Linear Latent World Models in Simple Transformers: A Case Study on Othello-GPT
Dean S. Hazineh, Zechen Zhang, Jeffery Chiu
TL;DR
This work investigates whether a simple transformer trained to play Othello develops an interpretable, linear world model. It shows that the board-state can be linearly decoded from activations, and that this representation causally influences next-move decisions in mid-layer depths, with depth and model complexity shaping the strength of the effect. The authors introduce a causal-intervention method that perturbs layer-wise linear representations to test their role in prediction, revealing that the world model is largely formed in middle layers and used to guide decisions, while late layers rely more on surface statistics.
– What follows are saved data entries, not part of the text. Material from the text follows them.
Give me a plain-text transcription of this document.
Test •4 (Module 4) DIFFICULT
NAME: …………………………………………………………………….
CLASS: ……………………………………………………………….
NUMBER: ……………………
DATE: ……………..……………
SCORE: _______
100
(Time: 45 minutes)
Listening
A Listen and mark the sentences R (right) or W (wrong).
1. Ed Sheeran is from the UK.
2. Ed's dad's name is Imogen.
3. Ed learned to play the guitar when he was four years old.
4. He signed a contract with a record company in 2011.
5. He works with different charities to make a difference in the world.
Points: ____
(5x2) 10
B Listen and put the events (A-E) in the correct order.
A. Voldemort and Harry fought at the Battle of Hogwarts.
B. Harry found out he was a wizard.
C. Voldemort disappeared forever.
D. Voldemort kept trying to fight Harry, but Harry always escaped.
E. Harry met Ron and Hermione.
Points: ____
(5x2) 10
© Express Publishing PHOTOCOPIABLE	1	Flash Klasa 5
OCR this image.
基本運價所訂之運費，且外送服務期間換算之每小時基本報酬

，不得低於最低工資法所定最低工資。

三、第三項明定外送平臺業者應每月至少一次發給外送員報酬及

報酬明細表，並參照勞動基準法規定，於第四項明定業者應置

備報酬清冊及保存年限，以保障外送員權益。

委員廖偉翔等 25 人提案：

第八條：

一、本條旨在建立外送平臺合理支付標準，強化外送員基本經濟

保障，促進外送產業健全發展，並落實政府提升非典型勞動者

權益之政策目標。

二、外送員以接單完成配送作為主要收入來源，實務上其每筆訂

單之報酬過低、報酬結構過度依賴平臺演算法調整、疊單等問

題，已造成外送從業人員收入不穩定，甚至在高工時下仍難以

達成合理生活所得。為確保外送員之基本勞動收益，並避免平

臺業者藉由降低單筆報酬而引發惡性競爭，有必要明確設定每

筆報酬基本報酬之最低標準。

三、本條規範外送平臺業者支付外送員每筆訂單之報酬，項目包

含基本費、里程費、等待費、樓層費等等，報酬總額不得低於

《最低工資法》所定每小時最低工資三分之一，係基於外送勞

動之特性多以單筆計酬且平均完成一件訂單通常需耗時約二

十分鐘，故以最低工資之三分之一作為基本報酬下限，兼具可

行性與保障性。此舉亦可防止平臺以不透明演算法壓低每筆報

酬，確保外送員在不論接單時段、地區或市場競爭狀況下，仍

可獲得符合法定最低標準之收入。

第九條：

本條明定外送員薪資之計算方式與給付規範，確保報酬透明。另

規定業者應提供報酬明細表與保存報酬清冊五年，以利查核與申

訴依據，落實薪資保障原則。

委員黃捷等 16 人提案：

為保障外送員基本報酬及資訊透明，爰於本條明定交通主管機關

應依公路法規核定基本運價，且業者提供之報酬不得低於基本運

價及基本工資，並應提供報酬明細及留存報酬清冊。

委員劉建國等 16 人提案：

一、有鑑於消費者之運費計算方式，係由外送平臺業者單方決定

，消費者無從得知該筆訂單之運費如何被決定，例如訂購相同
These findings advance mechanistic interpretability by demonstrating that even small transformers can harbor linear, causally relevant world representations, and they provide a framework for probing when, where, and how such representations contribute to decision-making.
Abstract
Foundation models exhibit significant capabilities in decision-making and logical deductions. Nonetheless, a continuing discourse persists regarding their genuine understanding of the world as opposed to mere stochastic mimicry. This paper meticulously examines a simple transformer trained for Othello, extending prior research to enhance comprehension of the emergent world model of Othello-GPT. The investigation reveals that Othello-GPT encapsulates a linear representation of opposing pieces, a factor that causally steers its decision-making process. This paper further elucidates the interplay between the linear world representation and causal decision-making, and their dependence on layer depth and model complexity. We have made the code public.